A, The numbers of neurospheres from the forebrain germinal zone of adult Nes^Cre;Flk1^−/− mice were decreased dramatically compared with control Nes^Cre;Flk1^+/− mice (t₍₄₎ = 4.2; p < 0.05). Although more clonal, primary p-NSC-derived neurospheres emerge from Flk1^−/− compared with Flk1^+/+ ES cultures, fewer clonal, secondary d-NSC Flk1^−/− than Flk1^+/+ spheres arose in FGF2 and B27 from the primary p-NSC sphere dissociations (t₍₃₎ = 4.2; p < 0.05). B, There were significant decreases in the numbers of primary and passaged clonal d-NSCs derived from E14.5 Nes^Cre;Flk1^−/− conditional knock-out mice compared with control Nes^Cre;Flk1^+/− mice. C, Acute dissociation assays of adult forebrain germinal zone cells.

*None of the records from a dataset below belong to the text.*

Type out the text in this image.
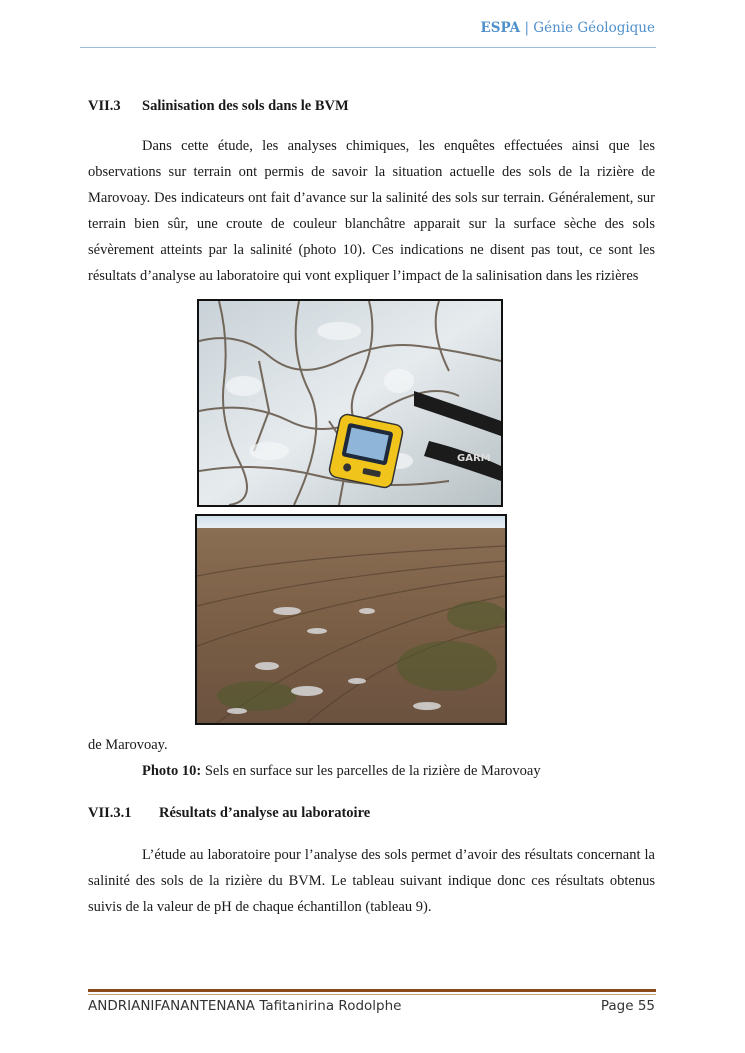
ESPA | Génie Géologique
VII.3 Salinisation des sols dans le BVM
Dans cette étude, les analyses chimiques, les enquêtes effectuées ainsi que les observations sur terrain ont permis de savoir la situation actuelle des sols de la rizière de Marovoay. Des indicateurs ont fait d’avance sur la salinité des sols sur terrain. Généralement, sur terrain bien sûr, une croute de couleur blanchâtre apparait sur la surface sèche des sols sévèrement atteints par la salinité (photo 10). Ces indications ne disent pas tout, ce sont les résultats d’analyse au laboratoire qui vont expliquer l’impact de la salinisation dans les rizières
GARM
de Marovoay.
Photo 10: Sels en surface sur les parcelles de la rizière de Marovoay
VII.3.1 Résultats d’analyse au laboratoire
L’étude au laboratoire pour l’analyse des sols permet d’avoir des résultats concernant la salinité des sols de la rizière du BVM. Le tableau suivant indique donc ces résultats obtenus suivis de la valeur de pH de chaque échantillon (tableau 9).
ANDRIANIFANANTENANA Tafitanirina Rodolphe	Page 55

The total numbers of Nes^Cre;Flk1^−/− cells were fewer than Nes^Cre;Flk1^+/− cells after 8 h of incubation (right; t₍₄₎ = 5.2; p < 0.05). More apoptotic, TUNEL-positive cells were seen among the Nes^Cre;Flk1^−/− cells than among the control Nes^Cre;Flk1^+/− cells (left; t₍₄₎ = 6.1; p < 0.05). However, numbers of proliferating Ki-67-positive cells were similar in Nes^Cre;Flk1^−/− and control Nes^Cre;Flk1^+/− 8 h cultures (middle; t₍₄₎ = 0.4; p > 0.5). D, Single primary p-NSC-derived d-NSC neurosphere passaging confirmed the decrease in secondary Flk1^−/− compared with wild-type d-NSC neurospheres (t₍₃₎ = 3.3; p < 0.05), seen with bulk passaging (A). Similar numbers of clonal d-NSC neurospheres were produced by Flt1^−/− and wild-type cells (t₍₄₎ = 0.3; p > 0.5). E, Both p-NSCs and d-NSCs derived from Flk1^+/+ or Flk1^−/− ES cells expressed Flt1, NF-κB, and VEGF-A mRNAs. Data are mean ± SEM. *p < 0.05.